Fear it will compromise Eide Bailly investigation

PASO ROBLES — Paso Robles Joint Unified School District Board of Trustees settled in closed session Tuesday, Nov. 12, on three items to have an outside audit firm to investigate, but chose not to make them public.

After meeting behind closed doors for nearly two hours, Superintendent Curt Dubost said it was a tough decision for the board. 

“I can state unequivocally that it was the preference of the board to reveal these but we thought it was dumb not to follow the advice of the firm that we hired,” Dubost said. 

He explained the District’s counsel and representatives of Eide Bailly LLP, a highly respected regional certified public accounting firm, advised Trustees to hold the information back for now, fearing it could compromise their efforts.

“It is the advice of both the audit firm and the attorneys that we not through open session identify exactly what we are going to direct them to do,” Dubost tactfully said. “That only makes sense if you stop and think about it. … I hope you can understand at this point to say it is going to be this, this and this, would be a mistake.”

When voting 5-2 in September to use Eide Bailly, Trustees had said that the process would be done in the open.

“In full transparency, we went back and forth on this,” said Board President Joel Peterson. “This was fairly late developing news from the attorneys — this morning actually. We followed their lead.”

Although the final three were not made public, the District did make available a list of 18 possible Eide Bailly investigation items:

  • War Memorial Stadium scoreboard
  • Culinary Arts Academy
  • FEMA
  • Conflicts of interest
  • Measure M language
  • Aquatics Complex pool purchase
  • Hiring practices — cronyism/nepotism
  • Football broadcast process
  • Facilities Master Plan priorities
  • Measure M tranches
  • Missing synthetic turf at War Memorial
  • E-rate bids
  • Severance pay — Chris Williams (former superintendent)
  • Kickbacks from vendors
  • Donations — cash/in-kind
  • Spending for student success — unauthorized shift in allocations
  • ADA miscalculations
  • SLO County Office of Education oversight
  • Reimbursements for expenditures

The possible list came from recommendations received from District staff, community members and Trustees, Dubost said.

The Paso Robles school board agreed to spend up to $50,000 to have an outside non-audit investigation into the District’s finances and alleged fraud during Williams’ nearly five years as superintendent.

Since the District’s reserved dropped to .96 percent in September of 2018, people have been asking for answers to what happened during Williams’ tenure.

Williams abruptly resigned in early December of 2018.

School districts the size of Paso Robles are required to have a 3% reserve. The reserves have since been raised to 2.68%.

Over the past nine months the District, with Trustees’ approval, cut $2.1 million from the 2019-20 budget and still need to cut $800,000 from the 2020-21 budget.

District staff will now pass along the three items to Eide Bailly. It is not known how long the examination will take.

Trustee Chris Bausch said the public will know at some point specifically what the firm was investigating but doing so now could compromise the investigation.

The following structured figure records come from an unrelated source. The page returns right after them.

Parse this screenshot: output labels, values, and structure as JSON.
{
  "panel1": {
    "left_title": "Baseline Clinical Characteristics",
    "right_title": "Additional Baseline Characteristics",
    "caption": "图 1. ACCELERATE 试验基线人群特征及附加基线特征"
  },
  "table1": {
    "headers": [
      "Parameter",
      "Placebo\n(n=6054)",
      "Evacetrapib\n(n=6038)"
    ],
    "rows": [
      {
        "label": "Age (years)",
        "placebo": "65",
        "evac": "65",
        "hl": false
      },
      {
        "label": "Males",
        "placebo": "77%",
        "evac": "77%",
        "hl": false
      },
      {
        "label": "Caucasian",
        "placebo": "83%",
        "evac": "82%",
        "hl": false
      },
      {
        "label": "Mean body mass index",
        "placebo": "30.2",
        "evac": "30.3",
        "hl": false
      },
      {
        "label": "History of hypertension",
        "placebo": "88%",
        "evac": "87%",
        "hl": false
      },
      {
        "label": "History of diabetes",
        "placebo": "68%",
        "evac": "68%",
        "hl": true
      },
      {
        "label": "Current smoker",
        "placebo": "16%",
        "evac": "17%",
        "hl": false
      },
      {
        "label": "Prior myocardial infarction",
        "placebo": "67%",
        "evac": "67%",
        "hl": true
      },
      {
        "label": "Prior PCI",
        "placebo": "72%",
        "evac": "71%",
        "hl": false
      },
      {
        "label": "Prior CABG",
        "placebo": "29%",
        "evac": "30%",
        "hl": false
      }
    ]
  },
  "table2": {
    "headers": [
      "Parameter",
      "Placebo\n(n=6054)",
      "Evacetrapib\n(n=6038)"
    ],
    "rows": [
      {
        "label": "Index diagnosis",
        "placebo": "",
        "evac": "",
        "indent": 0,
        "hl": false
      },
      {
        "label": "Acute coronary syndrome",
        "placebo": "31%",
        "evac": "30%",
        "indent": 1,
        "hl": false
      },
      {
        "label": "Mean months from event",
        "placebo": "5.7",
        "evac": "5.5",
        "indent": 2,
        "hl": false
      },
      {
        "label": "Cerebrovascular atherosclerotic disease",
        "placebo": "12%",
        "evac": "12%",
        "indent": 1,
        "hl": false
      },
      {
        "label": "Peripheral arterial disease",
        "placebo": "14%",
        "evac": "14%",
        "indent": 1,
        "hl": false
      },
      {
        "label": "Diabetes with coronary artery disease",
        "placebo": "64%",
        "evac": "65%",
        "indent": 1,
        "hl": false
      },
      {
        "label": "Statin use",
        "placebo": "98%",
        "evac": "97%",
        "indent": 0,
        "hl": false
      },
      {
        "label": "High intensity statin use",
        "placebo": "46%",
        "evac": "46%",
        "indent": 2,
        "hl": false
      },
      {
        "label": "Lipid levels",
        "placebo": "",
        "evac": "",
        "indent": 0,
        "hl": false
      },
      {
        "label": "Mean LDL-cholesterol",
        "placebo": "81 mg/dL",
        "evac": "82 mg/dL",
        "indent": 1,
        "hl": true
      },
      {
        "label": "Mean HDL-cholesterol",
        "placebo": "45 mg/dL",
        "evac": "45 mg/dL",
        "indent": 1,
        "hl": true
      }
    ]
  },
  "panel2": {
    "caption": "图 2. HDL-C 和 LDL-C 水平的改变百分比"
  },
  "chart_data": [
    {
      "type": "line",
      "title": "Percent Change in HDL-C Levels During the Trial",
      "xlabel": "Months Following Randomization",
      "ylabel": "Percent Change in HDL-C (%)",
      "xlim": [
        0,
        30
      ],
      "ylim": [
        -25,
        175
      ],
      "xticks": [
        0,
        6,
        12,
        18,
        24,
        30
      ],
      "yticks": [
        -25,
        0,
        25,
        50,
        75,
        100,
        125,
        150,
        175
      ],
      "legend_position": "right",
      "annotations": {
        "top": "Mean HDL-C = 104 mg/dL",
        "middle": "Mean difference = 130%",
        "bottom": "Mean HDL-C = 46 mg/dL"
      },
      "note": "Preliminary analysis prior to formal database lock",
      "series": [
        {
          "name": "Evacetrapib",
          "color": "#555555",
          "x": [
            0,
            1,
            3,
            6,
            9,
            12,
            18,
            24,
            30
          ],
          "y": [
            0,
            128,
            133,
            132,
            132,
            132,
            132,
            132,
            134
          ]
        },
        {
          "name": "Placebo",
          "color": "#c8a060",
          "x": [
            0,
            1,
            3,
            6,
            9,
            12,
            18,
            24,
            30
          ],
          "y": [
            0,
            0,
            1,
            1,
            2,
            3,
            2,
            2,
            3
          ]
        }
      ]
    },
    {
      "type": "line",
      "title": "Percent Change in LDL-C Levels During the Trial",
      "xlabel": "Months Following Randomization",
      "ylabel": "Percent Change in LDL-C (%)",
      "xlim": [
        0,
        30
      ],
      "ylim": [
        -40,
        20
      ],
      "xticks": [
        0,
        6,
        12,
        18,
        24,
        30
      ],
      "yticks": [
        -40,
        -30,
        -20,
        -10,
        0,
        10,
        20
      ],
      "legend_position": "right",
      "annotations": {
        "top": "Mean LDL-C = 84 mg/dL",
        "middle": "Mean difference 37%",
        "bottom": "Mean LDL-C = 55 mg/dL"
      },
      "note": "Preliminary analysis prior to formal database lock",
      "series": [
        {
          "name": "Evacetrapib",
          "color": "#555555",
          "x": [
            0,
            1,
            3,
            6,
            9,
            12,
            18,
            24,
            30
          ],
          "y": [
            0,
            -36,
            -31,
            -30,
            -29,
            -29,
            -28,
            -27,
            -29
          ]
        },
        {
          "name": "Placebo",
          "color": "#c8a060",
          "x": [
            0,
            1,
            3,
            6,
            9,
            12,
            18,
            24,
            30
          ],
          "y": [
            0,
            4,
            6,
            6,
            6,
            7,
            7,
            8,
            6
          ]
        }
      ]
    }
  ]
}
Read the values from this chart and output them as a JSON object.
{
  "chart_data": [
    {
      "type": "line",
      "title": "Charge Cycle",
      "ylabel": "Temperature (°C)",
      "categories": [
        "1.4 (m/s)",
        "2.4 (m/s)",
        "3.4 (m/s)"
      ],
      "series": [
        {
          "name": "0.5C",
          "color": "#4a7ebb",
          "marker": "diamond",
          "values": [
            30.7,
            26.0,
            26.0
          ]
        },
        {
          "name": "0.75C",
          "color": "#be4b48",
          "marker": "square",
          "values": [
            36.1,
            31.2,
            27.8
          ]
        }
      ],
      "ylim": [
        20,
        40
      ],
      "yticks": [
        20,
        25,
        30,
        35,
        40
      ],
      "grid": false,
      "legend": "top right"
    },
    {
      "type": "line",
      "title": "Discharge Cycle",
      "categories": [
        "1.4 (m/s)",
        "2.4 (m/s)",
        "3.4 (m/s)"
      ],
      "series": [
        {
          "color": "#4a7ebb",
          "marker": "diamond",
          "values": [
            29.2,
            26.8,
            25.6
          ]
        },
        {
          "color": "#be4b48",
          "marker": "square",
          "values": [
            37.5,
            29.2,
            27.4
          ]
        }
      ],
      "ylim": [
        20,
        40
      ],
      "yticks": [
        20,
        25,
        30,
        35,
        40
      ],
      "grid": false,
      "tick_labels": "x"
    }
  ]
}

“They will become available at some point,” Bausch said. “The items that were selected were agreed upon by the board. It was some give and take on those but that is what the board does, go back and forth. We build consensus and I am satisfied that we reached consensus earlier this evening.”

In other matters, Trustees approved a one-year contract with Paso Robles Public Educators and partial funding, $75,802, for a second school resource officer.